Artikel 7 Algemene gebruiksregels
Onder strijdig gebruik wordt begrepen het gebruik dat afwijkt van de bestemmingsomschrijvingen, waaronder in elk geval wordt begrepen:
a. het gebruik van gronden als stort- en opslagplaats van al dan niet aan het gebruik onttrokken voorwerpen, stoffen en materialen, behoudens voor zover deze opslag geschiedt in het kader van het normale onderhoud en behoudens de gronden waar dit overeenkomstig dit plan is toegestaan;
b. het gebruik van de gronden en bouwwerken als seksinrichting;
c. het gebruik van de gronden als standplaats voor kampeermiddelen.
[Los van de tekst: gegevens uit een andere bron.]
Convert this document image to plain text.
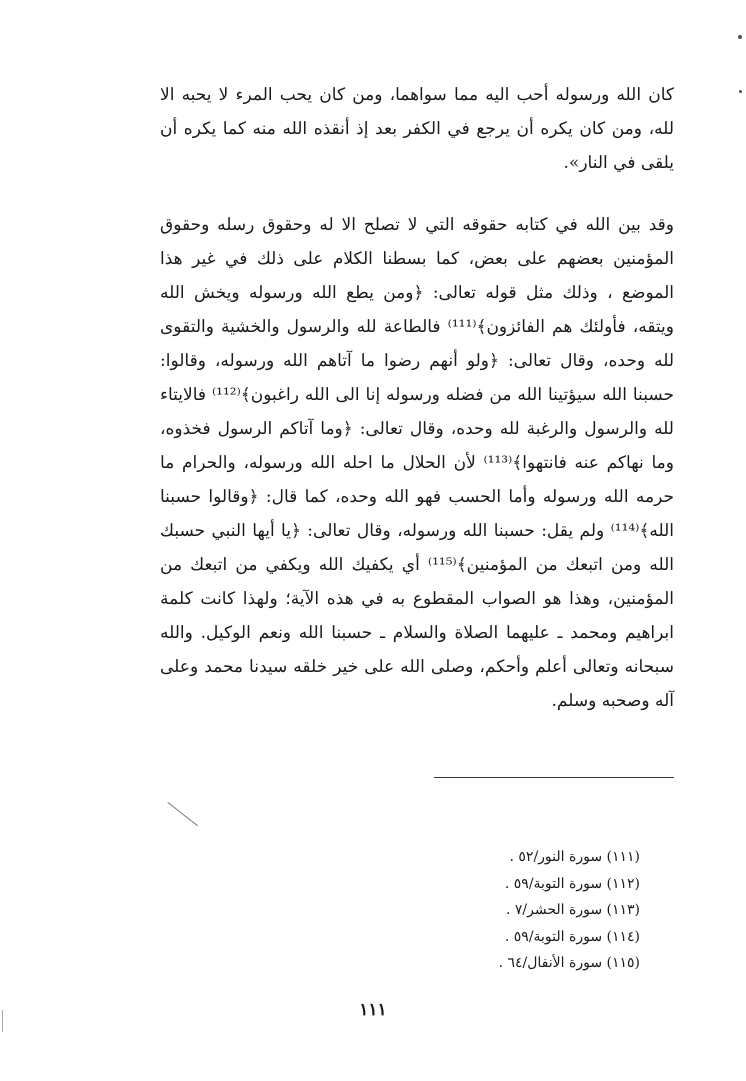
كان الله ورسوله أحب اليه مما سواهما، ومن كان يحب المرء لا يحبه الا لله، ومن كان يكره أن يرجع في الكفر بعد إذ أنقذه الله منه كما يكره أن يلقى في النار».

وقد بين الله في كتابه حقوقه التي لا تصلح الا له وحقوق رسله وحقوق المؤمنين بعضهم على بعض، كما بسطنا الكلام على ذلك في غير هذا الموضع ، وذلك مثل قوله تعالى: ﴿ومن يطع الله ورسوله ويخش الله ويتقه، فأولئك هم الفائزون﴾⁽¹¹¹⁾ فالطاعة لله والرسول والخشية والتقوى لله وحده، وقال تعالى: ﴿ولو أنهم رضوا ما آتاهم الله ورسوله، وقالوا: حسبنا الله سيؤتينا الله من فضله ورسوله إنا الى الله راغبون﴾⁽¹¹²⁾ فالايتاء لله والرسول والرغبة لله وحده، وقال تعالى: ﴿وما آتاكم الرسول فخذوه، وما نهاكم عنه فانتهوا﴾⁽¹¹³⁾ لأن الحلال ما احله الله ورسوله، والحرام ما حرمه الله ورسوله وأما الحسب فهو الله وحده، كما قال: ﴿وقالوا حسبنا الله﴾⁽¹¹⁴⁾ ولم يقل: حسبنا الله ورسوله، وقال تعالى: ﴿يا أيها النبي حسبك الله ومن اتبعك من المؤمنين﴾⁽¹¹⁵⁾ أي يكفيك الله ويكفي من اتبعك من المؤمنين، وهذا هو الصواب المقطوع به في هذه الآية؛ ولهذا كانت كلمة ابراهيم ومحمد ـ عليهما الصلاة والسلام ـ حسبنا الله ونعم الوكيل. والله سبحانه وتعالى أعلم وأحكم، وصلى الله على خير خلقه سيدنا محمد وعلى آله وصحبه وسلم.

(١١١) سورة النور/٥٢ .
(١١٢) سورة التوبة/٥٩ .
(١١٣) سورة الحشر/٧ .
(١١٤) سورة التوبة/٥٩ .
(١١٥) سورة الأنفال/٦٤ .
١١١
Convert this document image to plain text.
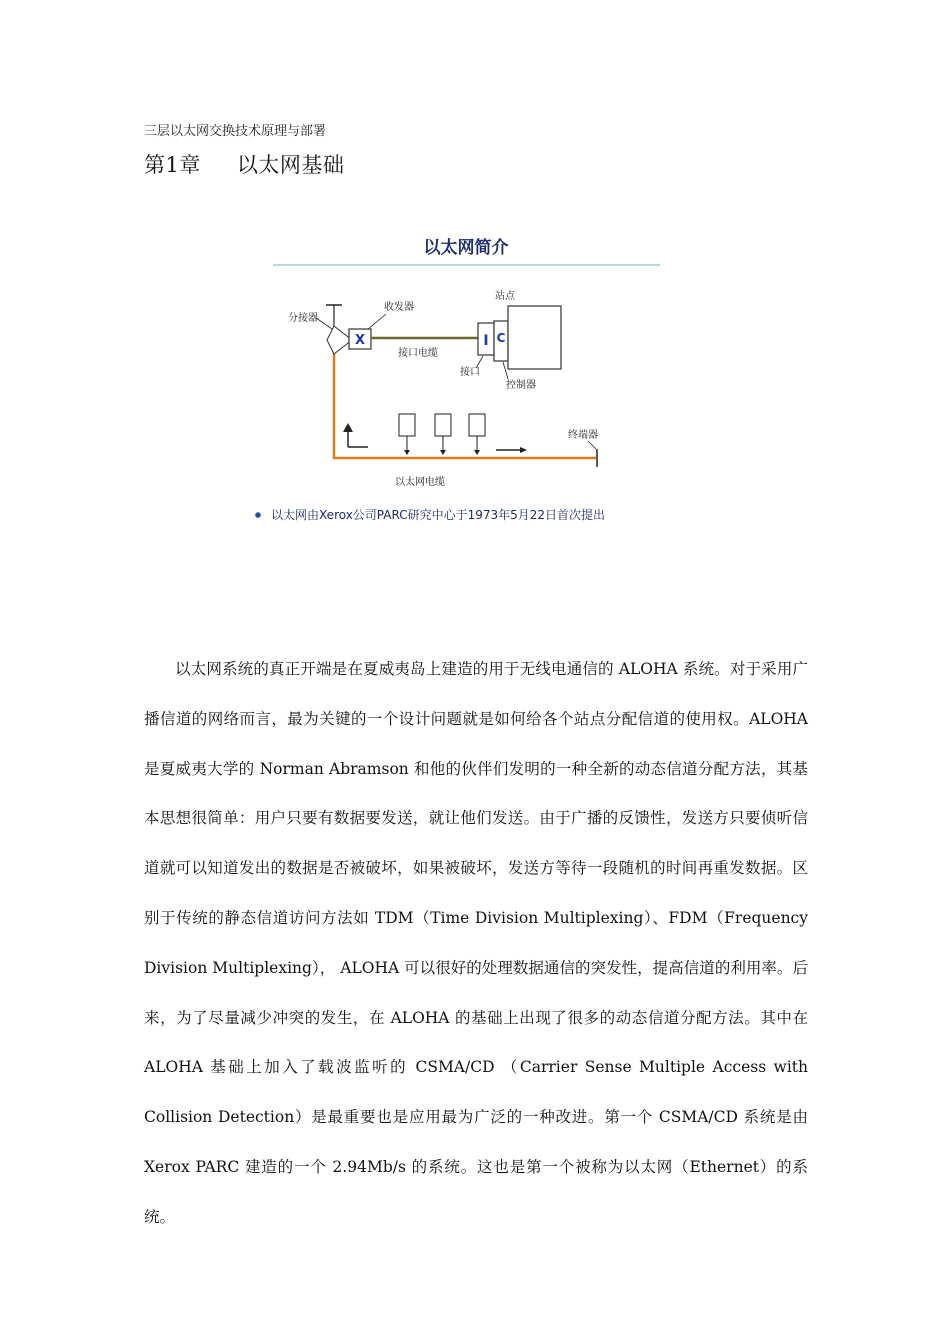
三层以太网交换技术原理与部署
第1章 以太网基础
以太网简介
站点
分接器
收发器
X
接口电缆
I C
接口
控制器
终端器
以太网电缆
以太网由Xerox公司PARC研究中心于1973年5月22日首次提出

以太网系统的真正开端是在夏威夷岛上建造的用于无线电通信的 ALOHA 系统。对于采用广播信道的网络而言，最为关键的一个设计问题就是如何给各个站点分配信道的使用权。ALOHA 是夏威夷大学的 Norman Abramson 和他的伙伴们发明的一种全新的动态信道分配方法，其基本思想很简单：用户只要有数据要发送，就让他们发送。由于广播的反馈性，发送方只要侦听信道就可以知道发出的数据是否被破坏，如果被破坏，发送方等待一段随机的时间再重发数据。区别于传统的静态信道访问方法如 TDM（Time Division Multiplexing）、FDM（Frequency Division Multiplexing）， ALOHA 可以很好的处理数据通信的突发性，提高信道的利用率。后来，为了尽量减少冲突的发生，在 ALOHA 的基础上出现了很多的动态信道分配方法。其中在 ALOHA 基础上加入了载波监听的 CSMA/CD （Carrier Sense Multiple Access with Collision Detection）是最重要也是应用最为广泛的一种改进。第一个 CSMA/CD 系统是由 Xerox PARC 建造的一个 2.94Mb/s 的系统。这也是第一个被称为以太网（Ethernet）的系统。
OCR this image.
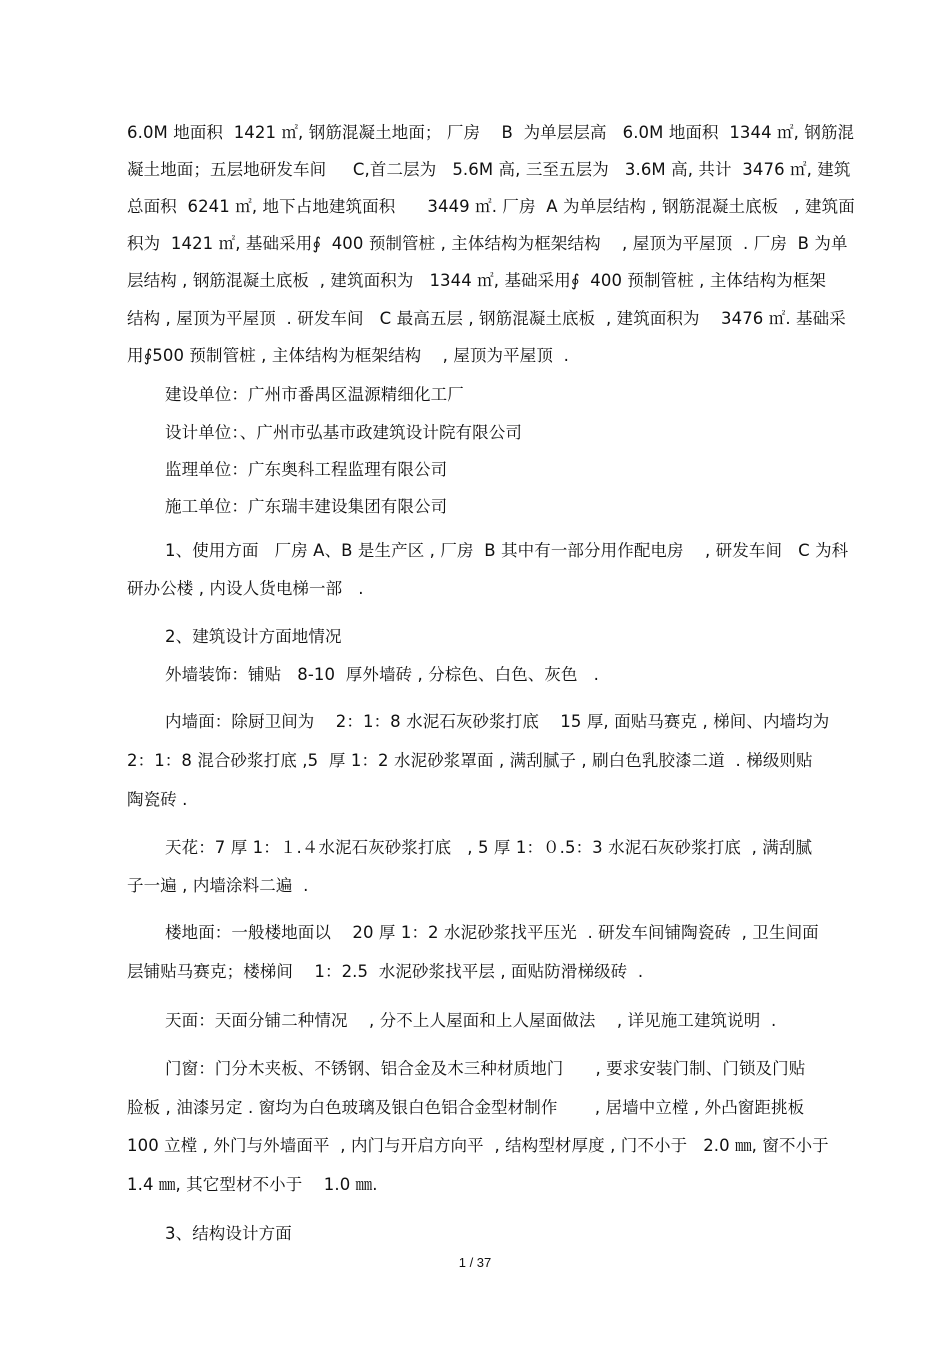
6.0M 地面积  1421 ㎡, 钢筋混凝土地面； 厂房    B  为单层层高   6.0M 地面积  1344 ㎡, 钢筋混
凝土地面；五层地研发车间     C,首二层为   5.6M 高, 三至五层为   3.6M 高, 共计  3476 ㎡, 建筑
总面积  6241 ㎡, 地下占地建筑面积      3449 ㎡. 厂房  A 为单层结构 , 钢筋混凝土底板   , 建筑面
积为  1421 ㎡, 基础采用∮  400 预制管桩 , 主体结构为框架结构    , 屋顶为平屋顶  . 厂房  B 为单
层结构 , 钢筋混凝土底板  , 建筑面积为   1344 ㎡, 基础采用∮  400 预制管桩 , 主体结构为框架
结构 , 屋顶为平屋顶  . 研发车间   C 最高五层 , 钢筋混凝土底板  , 建筑面积为    3476 ㎡. 基础采
用∮500 预制管桩 , 主体结构为框架结构    , 屋顶为平屋顶  .
建设单位：广州市番禺区温源精细化工厂
设计单位：、广州市弘基市政建筑设计院有限公司
监理单位：广东奥科工程监理有限公司
施工单位：广东瑞丰建设集团有限公司
1、使用方面   厂房 A、B 是生产区 , 厂房  B 其中有一部分用作配电房    , 研发车间   C 为科
研办公楼 , 内设人货电梯一部   .
2、建筑设计方面地情况
外墙装饰：铺贴   8-10  厚外墙砖 , 分棕色、白色、灰色   .
内墙面：除厨卫间为    2：1：8 水泥石灰砂浆打底    15 厚, 面贴马赛克 , 梯间、内墙均为
2：1：8 混合砂浆打底 ,5  厚 1：2 水泥砂浆罩面 , 满刮腻子 , 刷白色乳胶漆二道  . 梯级则贴
陶瓷砖 .
天花：7 厚 1：１.４水泥石灰砂浆打底   , 5 厚 1：０.5：3 水泥石灰砂浆打底  , 满刮腻
子一遍 , 内墙涂料二遍  .
楼地面：一般楼地面以    20 厚 1：2 水泥砂浆找平压光  . 研发车间铺陶瓷砖  , 卫生间面
层铺贴马赛克；楼梯间    1：2.5  水泥砂浆找平层 , 面贴防滑梯级砖  .
天面：天面分铺二种情况    , 分不上人屋面和上人屋面做法    , 详见施工建筑说明  .
门窗：门分木夹板、不锈钢、铝合金及木三种材质地门      , 要求安装门制、门锁及门贴
脸板 , 油漆另定 . 窗均为白色玻璃及银白色铝合金型材制作       , 居墙中立樘 , 外凸窗距挑板
100 立樘 , 外门与外墙面平  , 内门与开启方向平  , 结构型材厚度 , 门不小于   2.0 ㎜, 窗不小于
1.4 ㎜, 其它型材不小于    1.0 ㎜.
3、结构设计方面
1 / 37
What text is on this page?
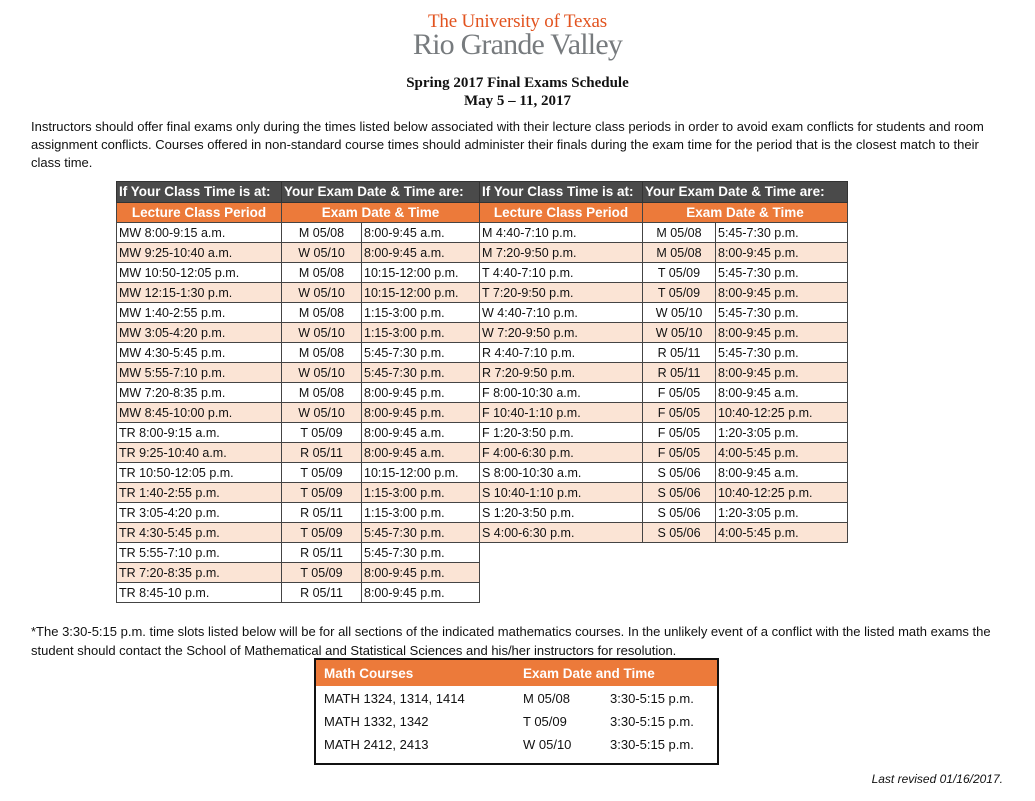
The University of Texas
Rio Grande Valley
Spring 2017 Final Exams Schedule
May 5 – 11, 2017
Instructors should offer final exams only during the times listed below associated with their lecture class periods in order to avoid exam conflicts for students and room assignment conflicts. Courses offered in non-standard course times should administer their finals during the exam time for the period that is the closest match to their class time.
If Your Class Time is at:	Your Exam Date & Time are:		If Your Class Time is at:	Your Exam Date & Time are:	
Lecture Class Period	Exam Date & Time		Lecture Class Period	Exam Date & Time	
MW 8:00-9:15 a.m.	M 05/08	8:00-9:45 a.m.	M 4:40-7:10 p.m.	M 05/08	5:45-7:30 p.m.
MW 9:25-10:40 a.m.	W 05/10	8:00-9:45 a.m.	M 7:20-9:50 p.m.	M 05/08	8:00-9:45 p.m.
MW 10:50-12:05 p.m.	M 05/08	10:15-12:00 p.m.	T 4:40-7:10 p.m.	T 05/09	5:45-7:30 p.m.
MW 12:15-1:30 p.m.	W 05/10	10:15-12:00 p.m.	T 7:20-9:50 p.m.	T 05/09	8:00-9:45 p.m.
MW 1:40-2:55 p.m.	M 05/08	1:15-3:00 p.m.	W 4:40-7:10 p.m.	W 05/10	5:45-7:30 p.m.
MW 3:05-4:20 p.m.	W 05/10	1:15-3:00 p.m.	W 7:20-9:50 p.m.	W 05/10	8:00-9:45 p.m.
MW 4:30-5:45 p.m.	M 05/08	5:45-7:30 p.m.	R 4:40-7:10 p.m.	R 05/11	5:45-7:30 p.m.
MW 5:55-7:10 p.m.	W 05/10	5:45-7:30 p.m.	R 7:20-9:50 p.m.	R 05/11	8:00-9:45 p.m.
MW 7:20-8:35 p.m.	M 05/08	8:00-9:45 p.m.	F 8:00-10:30 a.m.	F 05/05	8:00-9:45 a.m.
MW 8:45-10:00 p.m.	W 05/10	8:00-9:45 p.m.	F 10:40-1:10 p.m.	F 05/05	10:40-12:25 p.m.
TR 8:00-9:15 a.m.	T 05/09	8:00-9:45 a.m.	F 1:20-3:50 p.m.	F 05/05	1:20-3:05 p.m.
TR 9:25-10:40 a.m.	R 05/11	8:00-9:45 a.m.	F 4:00-6:30 p.m.	F 05/05	4:00-5:45 p.m.
TR 10:50-12:05 p.m.	T 05/09	10:15-12:00 p.m.	S 8:00-10:30 a.m.	S 05/06	8:00-9:45 a.m.
TR 1:40-2:55 p.m.	T 05/09	1:15-3:00 p.m.	S 10:40-1:10 p.m.	S 05/06	10:40-12:25 p.m.
TR 3:05-4:20 p.m.	R 05/11	1:15-3:00 p.m.	S 1:20-3:50 p.m.	S 05/06	1:20-3:05 p.m.
TR 4:30-5:45 p.m.	T 05/09	5:45-7:30 p.m.	S 4:00-6:30 p.m.	S 05/06	4:00-5:45 p.m.
TR 5:55-7:10 p.m.	R 05/11	5:45-7:30 p.m.			
TR 7:20-8:35 p.m.	T 05/09	8:00-9:45 p.m.			
TR 8:45-10 p.m.	R 05/11	8:00-9:45 p.m.			
*The 3:30-5:15 p.m. time slots listed below will be for all sections of the indicated mathematics courses. In the unlikely event of a conflict with the listed math exams the student should contact the School of Mathematical and Statistical Sciences and his/her instructors for resolution.
Math Courses	Exam Date and Time
MATH 1324, 1314, 1414	M 05/08	3:30-5:15 p.m.
MATH 1332, 1342	T 05/09	3:30-5:15 p.m.
MATH 2412, 2413	W 05/10	3:30-5:15 p.m.
Last revised 01/16/2017.
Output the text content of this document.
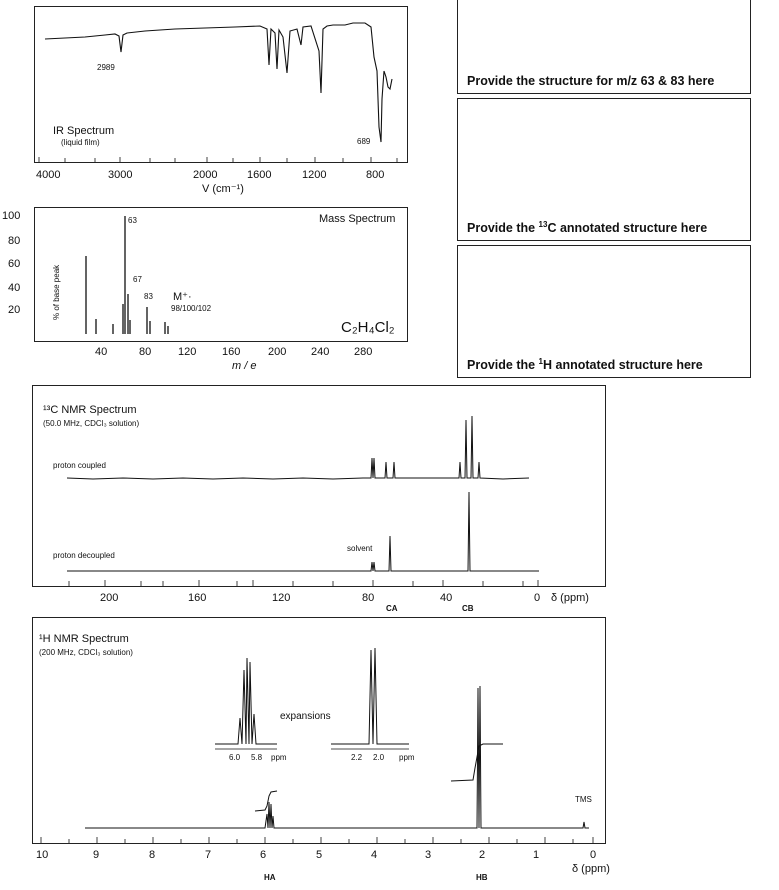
2989
689
IR Spectrum
(liquid film)
4000	3000	2000	1600	1200	800
V (cm⁻¹)
63
67
83 M⁺·
98/100/102
Mass Spectrum
C₂H₄Cl₂
% of base peak
100
80
60
40
20
40	80 120 160	200 240 280
m / e
Provide the structure for m/z 63 & 83 here
Provide the $^{13}$C annotated structure here
Provide the $^1$H annotated structure here
¹³C NMR Spectrum
(50.0 MHz, CDCl₃ solution)
proton coupled
solvent
proton decoupled
200	160	120	80	40	0 δ (ppm)
CA	CB
¹H NMR Spectrum
(200 MHz, CDCl₃ solution)
expansions
6.0 5.8 ppm	2.2 2.0 ppm
TMS
10	9	8	7	6	5	4	3	2	1	0
δ (ppm)
HA	HB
HOOFDSTUK 4 OVERGANGS- EN SLOTREGELS
Artikel 8 Overgangsrecht
1. Een bouwwerk dat op het tijdstip van inwerkingtreding van het bestemmingsplan aanwezig of in uitvoering is, dan wel kan worden gebouwd krachtens een omgevingsvergunning voor het bouwen, en afwijkt van het plan, mag, mits deze afwijking naar aard en omvang niet wordt vergroot:
a. gedeeltelijk worden vernieuwd of veranderd;
b. na het tenietgaan ten gevolge van een calamiteit geheel worden vernieuwd of veranderd, mits de aanvraag van de omgevingsvergunning voor het bouwen wordt gedaan binnen twee jaar na de dag waarop het bouwwerk is tenietgegaan.
2. Het bevoegd gezag kan eenmalig in afwijking van het eerste lid een omgevingsvergunning verlenen voor het vergroten van de inhoud van een bouwwerk als bedoeld in het eerste lid met maximaal 10%.
3. Het eerste lid is niet van toepassing op bouwwerken die weliswaar bestaan op het tijdstip van inwerkingtreding van het plan, maar zijn gebouwd zonder vergunning en in strijd met het daarvoor geldende plan, daaronder begrepen de overgangsbepaling van dat plan.
B Overgangsrecht gebruik
1. Het gebruik van grond en bouwwerken dat bestond op het tijdstip van inwerkingtreding van het bestemmingsplan en hiermee in strijd is, mag worden voortgezet.
2. Het is verboden het met het bestemmingsplan strijdige gebruik, bedoeld in het eerste lid, te veranderen of te laten veranderen in een ander met dat plan strijdige gebruik, tenzij door deze verandering de afwijking naar aard en omvang wordt verkleind.
3. Indien het gebruik, bedoeld in het eerste lid, na de inwerkingtreding van het plan voor een periode langer dan een jaar wordt onderbroken, is het verboden dit gebruik daarna te hervatten of te laten hervatten.
4. Het eerste lid is niet van toepassing op het gebruik dat reeds in strijd was met het voorheen geldende bestemmingsplan, daaronder begrepen de overgangsbepalingen van dat plan.
Artikel 9 Slotregel
Deze regels worden aangehaald als: 'Regels van het bestemmingsplan ‘Ter Borch, plan van uitwerking hotel en transferium Kranenburg Zuid’.